Dubai: economic might in the Middle East
The article outlines Dubai's shift to a services-led economy, with over 95% of GDP now from non-oil sectors driven by wholesale and retail trade, transport and logistics, financial services and tourism, underpinned by infrastructure such as the DIFC and Jebel Ali Port.
Dubai, home to roughly four million people and accounting for almost 25 percent of the United Arab Emirates’ GDP, reported GDP of 241 billion dirham ($66 billion) after 4.4 percent growth in the first half of 2025, underscoring the emirate’s transition from oil dependency to a services-led economy.
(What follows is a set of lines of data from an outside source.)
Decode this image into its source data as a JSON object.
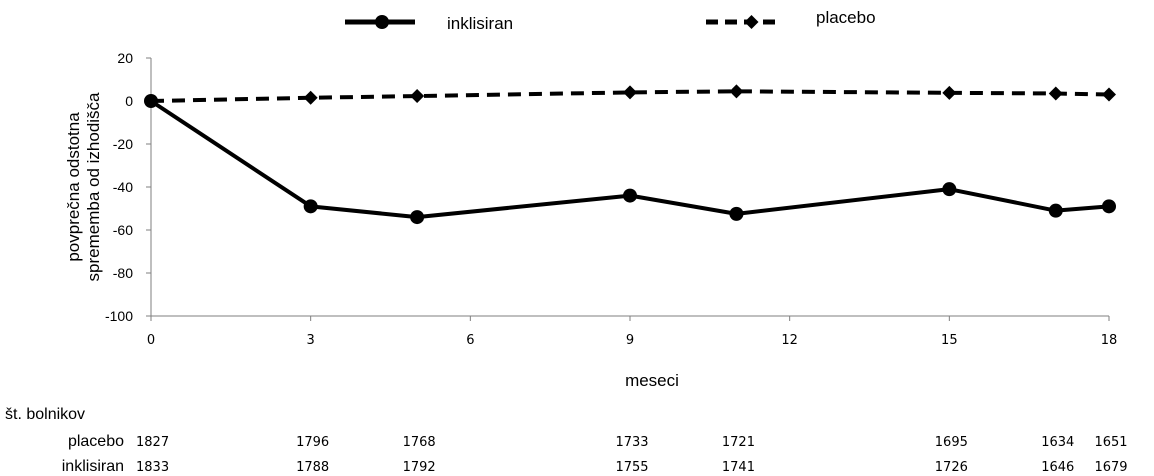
{
  "chart_data": {
    "type": "line",
    "legend_position": "top-center",
    "ylabel_lines": [
      "povprečna odstotna",
      "sprememba od izhodišča"
    ],
    "xlabel": "meseci",
    "ylim": [
      -100,
      20
    ],
    "xlim": [
      0,
      18
    ],
    "y_ticks": [
      20,
      0,
      -20,
      -40,
      -60,
      -80,
      -100
    ],
    "x_ticks": [
      0,
      3,
      6,
      9,
      12,
      15,
      18
    ],
    "grid": false,
    "series": [
      {
        "name": "inklisiran",
        "line_style": "solid",
        "marker": "circle",
        "color": "#000000",
        "x": [
          0,
          3,
          5,
          9,
          11,
          15,
          17,
          18
        ],
        "y": [
          0,
          -49,
          -54,
          -44,
          -52.5,
          -41,
          -51,
          -49
        ]
      },
      {
        "name": "placebo",
        "line_style": "dashed",
        "marker": "diamond",
        "color": "#000000",
        "x": [
          0,
          3,
          5,
          9,
          11,
          15,
          17,
          18
        ],
        "y": [
          0,
          1.5,
          2.3,
          4,
          4.5,
          3.8,
          3.5,
          3
        ]
      }
    ]
  },
  "patients_table": {
    "title": "št. bolnikov",
    "rows": [
      {
        "label": "placebo",
        "x": [
          0,
          3,
          5,
          9,
          11,
          15,
          17,
          18
        ],
        "values": [
          "1827",
          "1796",
          "1768",
          "1733",
          "1721",
          "1695",
          "1634",
          "1651"
        ]
      },
      {
        "label": "inklisiran",
        "x": [
          0,
          3,
          5,
          9,
          11,
          15,
          17,
          18
        ],
        "values": [
          "1833",
          "1788",
          "1792",
          "1755",
          "1741",
          "1726",
          "1646",
          "1679"
        ]
      }
    ]
  }
}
Over 95 percent of Dubai’s GDP now comes from non-oil sectors, with wholesale and retail trade, transport and logistics, financial services, real estate and tourism driving expansion and supporting nearly 900,000 direct and indirect jobs in the UAE’s hotel, restaurant, retail and service sectors.
"Dubai has been transformed into a major global economic hub through diversification in sectors such as transportation, finance and tourism, to reduce its dependency on fossil fuels," the article reported.
Context and sector breakdown
Dubai’s economic profile reflects deliberate investment in infrastructure and platforms that link Europe, Asia and Africa. The city’s historically strong wholesale and retail trade accounted for almost 25 percent of GDP in the first nine months of 2024, while transport and logistics — both port and air — represented 12.4 percent. The financial and insurance sector expanded by 6.7 percent in the first half of 2025 and contributed 12.5 percent to GDP.
- Financial hub: The Dubai International Financial Centre (DIFC), established in 2004, hosts thousands of banking, insurance, asset management, fintech and capital markets firms and serves as a conduit between European and Asian capital flows.
- Ports and logistics: Dubai’s logistics ecosystem centers on Jebel Ali Port, one of the world’s largest deep-water ports, and its international airport infrastructure.
- Aviation and tourism: An Oxford Economics report (October 2024) estimated Dubai’s airports handle more than 88 million passengers per year. The aviation sector was valued at about $37.3 billion in 2023 and was reported to account for 27 percent of GDP that year.
- Tourism: "Almost 20 million tourists visited Dubai in 2025, including four million Europeans and around half a million French visitors," Didier Arino of consultancy Protourisme told AFP, a flow that continues to underpin hospitality, retail and services employment.
Outlook
Dubai’s mix of logistics capacity, a deepening financial ecosystem and a sustained tourism brand has consolidated its status as a regional economic hub. The DIFC’s role in channeling capital, combined with Jebel Ali and the emirate’s airports, anchors trade and passenger flows that feed multiple downstream sectors. At the same time, the source notes recent regional security developments: "The emirate, along with several Middle Eastern cities such as Doha and Manama, was hit on Sunday morning by a series of explosions," a reminder that geopolitical volatility can intersect with economic performance.
Maintaining growth will hinge on sustaining visitor numbers and cargo throughput while managing regional risks and continuing to shift revenue away from hydrocarbons. For now, official figures and industry estimates point to a diversified economy where trade, transport, finance and tourism remain the principal engines.